На картах не значится

     Так вот, это я к чему. Водители местных автобусов, эти лихие приамурские джигиты, перед упомянутой колдобиной, конечно, притормаживали. Не тормозили, а именно притормаживали. Ощущаете разницу? Так что проспать Верное было совершенно невозможно. Всякий орловец знал, что если он вдруг взлетел под потолок автобуса и долго не может приземлиться, то это значит – «ТА колдобина!». Это значит – дом уже близок! Это значит, что пора быстренько просыпаться, собирать с пола своё рассыпавшееся барахло, искать под ногами пассажиров своего сбежавшего хека, соскребать с окружающих попутчиков свою сметану и плавненько, плавненько, под доброжелательный мат окружающих, готовиться на выход. Поэтому-то орловских старожилов и нельзя было удивить ни потёками подсолнечного масла на стёклах автобуса, ни следами разбитых яиц на его потолке.

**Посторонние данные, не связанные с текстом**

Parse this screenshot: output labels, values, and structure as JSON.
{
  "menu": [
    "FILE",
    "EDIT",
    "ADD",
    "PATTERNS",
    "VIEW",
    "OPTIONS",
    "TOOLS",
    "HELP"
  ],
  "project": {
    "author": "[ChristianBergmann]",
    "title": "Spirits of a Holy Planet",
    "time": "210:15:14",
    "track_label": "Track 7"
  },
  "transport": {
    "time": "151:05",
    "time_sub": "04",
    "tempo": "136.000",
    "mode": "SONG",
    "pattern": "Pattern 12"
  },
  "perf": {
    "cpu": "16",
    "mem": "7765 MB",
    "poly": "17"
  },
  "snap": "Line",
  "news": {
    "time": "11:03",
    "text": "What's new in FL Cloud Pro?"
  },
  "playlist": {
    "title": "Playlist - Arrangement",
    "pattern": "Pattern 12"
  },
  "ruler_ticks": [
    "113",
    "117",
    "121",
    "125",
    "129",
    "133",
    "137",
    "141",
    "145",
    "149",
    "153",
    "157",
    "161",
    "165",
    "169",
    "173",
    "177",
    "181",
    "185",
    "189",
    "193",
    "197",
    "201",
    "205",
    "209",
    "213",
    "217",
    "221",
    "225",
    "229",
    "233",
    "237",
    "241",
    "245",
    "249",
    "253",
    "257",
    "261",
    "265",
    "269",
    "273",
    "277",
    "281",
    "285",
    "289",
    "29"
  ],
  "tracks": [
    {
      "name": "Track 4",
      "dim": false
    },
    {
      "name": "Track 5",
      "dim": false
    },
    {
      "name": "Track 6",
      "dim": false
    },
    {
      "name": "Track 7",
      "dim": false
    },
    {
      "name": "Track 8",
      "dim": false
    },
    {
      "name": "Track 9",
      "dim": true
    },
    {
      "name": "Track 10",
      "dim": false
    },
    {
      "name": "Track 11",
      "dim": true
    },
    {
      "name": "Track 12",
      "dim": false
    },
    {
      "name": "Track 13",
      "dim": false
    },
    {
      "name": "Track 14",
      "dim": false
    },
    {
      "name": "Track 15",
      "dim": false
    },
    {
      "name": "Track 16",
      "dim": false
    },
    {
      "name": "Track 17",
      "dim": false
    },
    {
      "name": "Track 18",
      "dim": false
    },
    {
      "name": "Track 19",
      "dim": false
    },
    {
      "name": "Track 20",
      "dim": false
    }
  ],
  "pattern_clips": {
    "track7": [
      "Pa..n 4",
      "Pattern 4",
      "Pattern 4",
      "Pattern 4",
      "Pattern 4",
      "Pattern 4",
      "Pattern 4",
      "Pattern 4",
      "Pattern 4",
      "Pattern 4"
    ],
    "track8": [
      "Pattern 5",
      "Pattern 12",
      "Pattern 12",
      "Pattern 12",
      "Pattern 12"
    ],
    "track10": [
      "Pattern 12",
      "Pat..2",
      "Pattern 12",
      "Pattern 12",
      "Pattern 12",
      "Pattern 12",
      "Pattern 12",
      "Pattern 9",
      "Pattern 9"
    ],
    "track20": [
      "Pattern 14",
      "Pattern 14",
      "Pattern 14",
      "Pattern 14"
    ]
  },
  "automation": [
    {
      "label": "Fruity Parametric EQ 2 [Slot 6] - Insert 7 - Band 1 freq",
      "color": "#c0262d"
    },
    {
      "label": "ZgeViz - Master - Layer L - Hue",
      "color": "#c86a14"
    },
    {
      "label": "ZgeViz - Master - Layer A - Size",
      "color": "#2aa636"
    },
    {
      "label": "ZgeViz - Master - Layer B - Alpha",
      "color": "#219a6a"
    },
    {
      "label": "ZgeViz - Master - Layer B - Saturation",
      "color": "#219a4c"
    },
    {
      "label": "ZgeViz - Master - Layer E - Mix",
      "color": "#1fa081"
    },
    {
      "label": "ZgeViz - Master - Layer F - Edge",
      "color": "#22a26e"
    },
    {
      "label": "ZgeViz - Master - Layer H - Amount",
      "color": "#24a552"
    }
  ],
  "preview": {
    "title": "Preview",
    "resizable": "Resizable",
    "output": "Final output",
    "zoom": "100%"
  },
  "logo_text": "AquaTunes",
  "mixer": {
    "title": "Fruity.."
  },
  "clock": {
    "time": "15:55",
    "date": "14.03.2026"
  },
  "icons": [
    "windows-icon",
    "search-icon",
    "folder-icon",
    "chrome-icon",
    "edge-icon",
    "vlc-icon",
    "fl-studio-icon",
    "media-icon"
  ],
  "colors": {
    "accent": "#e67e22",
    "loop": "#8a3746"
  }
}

     Ну что, о продовольственных продуктах мы поговорили обстоятельно. Осталось сказать пару слов о промтоварах.

    Промтоварный магазин в Орловке занимал одну комнату в двухкомнатной квартире (во второй комнате и в кухне размещались, соответственно, склад и подсобка) и своими размерами и ассортиментом, скорее, напоминал галантерейную лавку: ремни, шнурки, мыло, зубные щётки, сапожный крем, военная фурнитура и прочая мелкая мелочь.

   Из одежды присутствовал только военный ассортимент: форменные туфли, рубашки, фуражки, галстуки.

   Из бытовой техники купить здесь можно было разве что фонарик на батарейках, а из мебели – пепельницу.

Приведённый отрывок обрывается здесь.